Solve Poisson equation without integrating by parts

Hello,
I am dealing with a problem where I want to avoid by-part integration in the variational formulation. To make a simple test, I want to solve the Poisson equation with Dirichlet boundary conditions
\nabla^2 u = -f \textrm{ in } \Omega
u = u_D \textrm{ on } \partial \Omega

in the unit square \Omega without integrating by parts. In other words, in the variational formulation I leave the term

\int_\Omega (\nabla^2 u) v

as it is. Here is a minimal example:

from __future__ import print_function
from fenics import *
import matplotlib.pyplot as plt
import numpy as np

xdmffile_u = XDMFFile("u.xdmf")

mesh = UnitSquareMesh(8, 8)
V = FunctionSpace(mesh, 'P', 8)

u_D = Expression('1 + x[0]*x[0] + 2*x[1]*x[1]', degree=2)

def boundary(x, on_boundary):
    return on_boundary

bc = DirichletBC(V, u_D, boundary)

# Define variational problem
u = TrialFunction(V)
v = TestFunction(V)
f = Constant(-6.0)
a = div(grad(u))* v*dx
L = -f*v*dx

# Compute solution
u = Function(V)
solve(a == L, u, bc)

xdmffile_u.write(u, 0)

However, the solution is strange and incorrect:

What am I doing wrong? Thank you :smiley:

There’ll be other other issues to consider, I expect, but at a basic level you’re proposing to take the second derivative of linear functions (P1 elements),which of course is 0. So not surprising that it doesn’t work. Try it with higher order elements.

Hello, the same issue arises if I increase the order of the polynomials, see the revised original post.

Dumb question / suggestion:

Are you not supposed to use different variable names for trial function, u, and the solution function, u?

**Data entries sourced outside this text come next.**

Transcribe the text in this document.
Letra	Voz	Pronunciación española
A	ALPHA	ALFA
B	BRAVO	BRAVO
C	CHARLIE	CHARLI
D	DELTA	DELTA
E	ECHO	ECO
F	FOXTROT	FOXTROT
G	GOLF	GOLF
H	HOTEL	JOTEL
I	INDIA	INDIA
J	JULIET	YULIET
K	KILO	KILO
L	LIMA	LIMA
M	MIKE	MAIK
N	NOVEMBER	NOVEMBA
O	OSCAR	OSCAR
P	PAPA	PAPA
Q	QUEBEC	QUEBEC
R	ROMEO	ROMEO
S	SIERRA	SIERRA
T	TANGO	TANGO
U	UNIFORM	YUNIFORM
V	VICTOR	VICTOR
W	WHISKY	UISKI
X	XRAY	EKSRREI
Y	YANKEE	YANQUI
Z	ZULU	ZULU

I realize that you define bilinear and linear forms prior and I don’t have FEniCSx access at work so I couldn’t try it.

1 Like

Please note that from an analysis point of view, what you are doing here is not well defined, as:
\nabla^2u is not well defined over \Omega for any H^1 finite element, which is what we support in FEniCS. This is because any function from a higher order Lagrange space is only part of H^1, while the equation you are considering is only valid in H^2. The whole benefit of the FEM is to reduce the regularity of the solution from H^2 to H^1.